Il rappelle que les jeunes constituent le cœur de cette campagne :

« La santé sexuelle et reproductive touche principalement les adolescents et les jeunes. Le MAJ est notre bras fort sur le terrain. Avec eux, nous voulons contribuer efficacement à l’effort national de mettre fin à ce fléau. »

Jacques Esafe, président du Mouvement d’Action des Jeunes (MAJ), confirme l’importance de cette intervention ciblée :

« Nous avons trouvé une population qui manque cruellement d’informations. Beaucoup se fient à des rumeurs ou créent leurs propres méthodes. Nous sommes venus apporter des messages clairs, fiables et adaptés. »

Les volontaires MAJ ont sensibilisé sur les modes de transmission, les dangers des IST, et les moyens de protection. Ils ont également distribué des préservatifs, considérés comme un outil essentiel. « Le préservatif a plusieurs rôles, il protège contre les IST, contre le VIH, et prévient aussi les grossesses non désirées. », rappelle Jacques Esafe.

Malgré quelques réticences initiales, l’accueil s’est amélioré au fil de la journée :

Au début, certaines personnes semblaient hostiles. Mais grâce à des techniques de communication interpersonnelle, nous avons pu instaurer la confiance. À la fin, les gens étaient très réceptifs. »
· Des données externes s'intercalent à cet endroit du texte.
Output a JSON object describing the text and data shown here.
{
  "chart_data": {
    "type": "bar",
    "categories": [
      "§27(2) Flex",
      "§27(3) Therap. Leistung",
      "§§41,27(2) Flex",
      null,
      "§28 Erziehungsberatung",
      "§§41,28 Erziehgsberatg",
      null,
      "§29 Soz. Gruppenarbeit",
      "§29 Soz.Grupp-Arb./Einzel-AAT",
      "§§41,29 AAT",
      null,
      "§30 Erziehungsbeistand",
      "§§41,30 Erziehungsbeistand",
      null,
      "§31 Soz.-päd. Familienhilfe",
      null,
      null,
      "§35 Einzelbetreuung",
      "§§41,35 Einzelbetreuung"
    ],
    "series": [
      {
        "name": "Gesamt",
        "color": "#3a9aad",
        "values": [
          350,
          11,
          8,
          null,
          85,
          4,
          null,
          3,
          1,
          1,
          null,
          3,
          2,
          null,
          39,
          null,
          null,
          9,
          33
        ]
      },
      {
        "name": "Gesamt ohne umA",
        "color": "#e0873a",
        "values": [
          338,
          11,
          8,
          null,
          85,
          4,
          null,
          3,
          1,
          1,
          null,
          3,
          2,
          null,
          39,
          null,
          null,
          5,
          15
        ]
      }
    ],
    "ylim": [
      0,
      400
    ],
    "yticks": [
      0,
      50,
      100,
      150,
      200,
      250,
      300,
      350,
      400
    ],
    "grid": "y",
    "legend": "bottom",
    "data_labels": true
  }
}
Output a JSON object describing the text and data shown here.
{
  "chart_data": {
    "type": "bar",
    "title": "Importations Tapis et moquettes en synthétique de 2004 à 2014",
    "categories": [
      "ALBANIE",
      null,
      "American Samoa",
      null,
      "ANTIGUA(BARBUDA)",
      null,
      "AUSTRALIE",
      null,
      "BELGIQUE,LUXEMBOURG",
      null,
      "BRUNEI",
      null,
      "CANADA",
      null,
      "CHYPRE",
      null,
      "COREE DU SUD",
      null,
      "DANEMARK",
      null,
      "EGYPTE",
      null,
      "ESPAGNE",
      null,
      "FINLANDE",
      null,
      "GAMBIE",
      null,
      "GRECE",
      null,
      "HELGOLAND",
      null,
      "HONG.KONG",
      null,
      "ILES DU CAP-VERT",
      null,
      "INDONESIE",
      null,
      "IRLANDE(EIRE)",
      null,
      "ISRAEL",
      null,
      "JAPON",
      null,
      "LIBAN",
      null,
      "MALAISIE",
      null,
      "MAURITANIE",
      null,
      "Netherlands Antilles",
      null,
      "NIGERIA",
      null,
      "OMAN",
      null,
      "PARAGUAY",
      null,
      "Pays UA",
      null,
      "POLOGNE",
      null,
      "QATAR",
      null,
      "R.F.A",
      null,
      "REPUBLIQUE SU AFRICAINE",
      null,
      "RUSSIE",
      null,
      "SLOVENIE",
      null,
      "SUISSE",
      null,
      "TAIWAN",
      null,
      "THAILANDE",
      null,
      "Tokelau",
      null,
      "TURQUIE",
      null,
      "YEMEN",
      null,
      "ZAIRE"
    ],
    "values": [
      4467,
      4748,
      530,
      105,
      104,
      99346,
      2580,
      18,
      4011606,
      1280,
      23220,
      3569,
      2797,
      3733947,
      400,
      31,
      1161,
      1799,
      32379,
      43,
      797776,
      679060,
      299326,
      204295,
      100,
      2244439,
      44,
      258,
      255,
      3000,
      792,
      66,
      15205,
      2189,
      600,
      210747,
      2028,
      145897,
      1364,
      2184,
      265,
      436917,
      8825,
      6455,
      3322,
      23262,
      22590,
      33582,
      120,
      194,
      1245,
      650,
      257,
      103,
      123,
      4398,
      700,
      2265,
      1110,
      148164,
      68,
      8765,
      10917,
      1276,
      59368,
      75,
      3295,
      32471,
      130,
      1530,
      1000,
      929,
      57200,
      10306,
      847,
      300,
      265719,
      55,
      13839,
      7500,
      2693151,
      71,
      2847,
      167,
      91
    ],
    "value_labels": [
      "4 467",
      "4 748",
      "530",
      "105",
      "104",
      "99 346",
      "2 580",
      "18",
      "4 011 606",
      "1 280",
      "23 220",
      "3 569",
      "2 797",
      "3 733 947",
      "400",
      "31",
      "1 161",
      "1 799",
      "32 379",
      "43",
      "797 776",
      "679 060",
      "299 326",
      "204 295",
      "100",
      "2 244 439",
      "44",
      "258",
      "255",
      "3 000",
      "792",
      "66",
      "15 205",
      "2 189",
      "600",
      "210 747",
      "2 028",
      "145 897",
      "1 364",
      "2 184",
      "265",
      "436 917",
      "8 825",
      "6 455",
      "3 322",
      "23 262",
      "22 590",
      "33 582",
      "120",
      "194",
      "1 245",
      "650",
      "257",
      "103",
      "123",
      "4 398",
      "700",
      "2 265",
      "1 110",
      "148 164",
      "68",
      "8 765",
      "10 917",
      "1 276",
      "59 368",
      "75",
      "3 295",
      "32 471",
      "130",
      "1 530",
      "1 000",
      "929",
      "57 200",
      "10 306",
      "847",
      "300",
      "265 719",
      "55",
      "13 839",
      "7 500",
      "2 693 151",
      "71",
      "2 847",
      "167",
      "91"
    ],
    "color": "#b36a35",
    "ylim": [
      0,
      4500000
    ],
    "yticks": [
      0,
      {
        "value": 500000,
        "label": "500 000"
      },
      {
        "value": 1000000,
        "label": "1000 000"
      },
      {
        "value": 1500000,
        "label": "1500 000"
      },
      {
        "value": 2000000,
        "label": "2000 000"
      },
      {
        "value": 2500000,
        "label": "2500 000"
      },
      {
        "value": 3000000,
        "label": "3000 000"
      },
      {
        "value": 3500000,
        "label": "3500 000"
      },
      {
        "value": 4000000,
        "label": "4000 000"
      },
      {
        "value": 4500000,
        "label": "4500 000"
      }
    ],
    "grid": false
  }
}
Sephora, 28 ans, mère de deux enfants, confie avoir longtemps ignoré certaines notions sur le VIH :

« Je croyais que le VIH ne circulait plus autant, parce qu’on n’en parle presque pas ici. Aujourd’hui, j’ai compris que je devais me protéger et surtout me faire dépister. J’ai aussi appris à utiliser correctement le préservatif. Cette sensibilisation m’a vraiment éclairée. »

Selon Bernard, jeune étudiant, dit être sorti de l’activité avec une nouvelle vision :

« J’avais beaucoup d’idées reçues. J’entendais des gens dire que certaines tribus sont protégées, ou que le préservatif n’est pas utile. Aujourd’hui j’ai compris la vérité. On nous a expliqué clairement, sans jugement. Je vais partager ces informations avec mes amis. »

Le Dr Ekombela insiste sur un point crucial :

« On ne peut pas dire que l’on est en bonne santé tant que l’on ne connaît pas son statut sérologique. Le dépistage volontaire reste la clé. »

Il met également en garde contre le recours aux solutions non fiables :

« Nous constatons que beaucoup de jeunes se fient aux pharmaciens ou aux charlatans. Pourtant, le seul lieu sûr pour recevoir des soins et des conseils corrects, ce sont les structures sanitaires officielles. »

Sur la rive droite, cette campagne a rappelé une vérité simple mais essentielle, le VIH n’a pas disparu. Et à Tshopo, où la désinformation circule plus vite que les faits, chaque séance de sensibilisation peut devenir une vie protégée. L’ABEF-ND et le MAJ l’ont prouvé une fois de plus, la lutte se gagne d’abord en ouvrant les yeux, puis en changeant les comportements.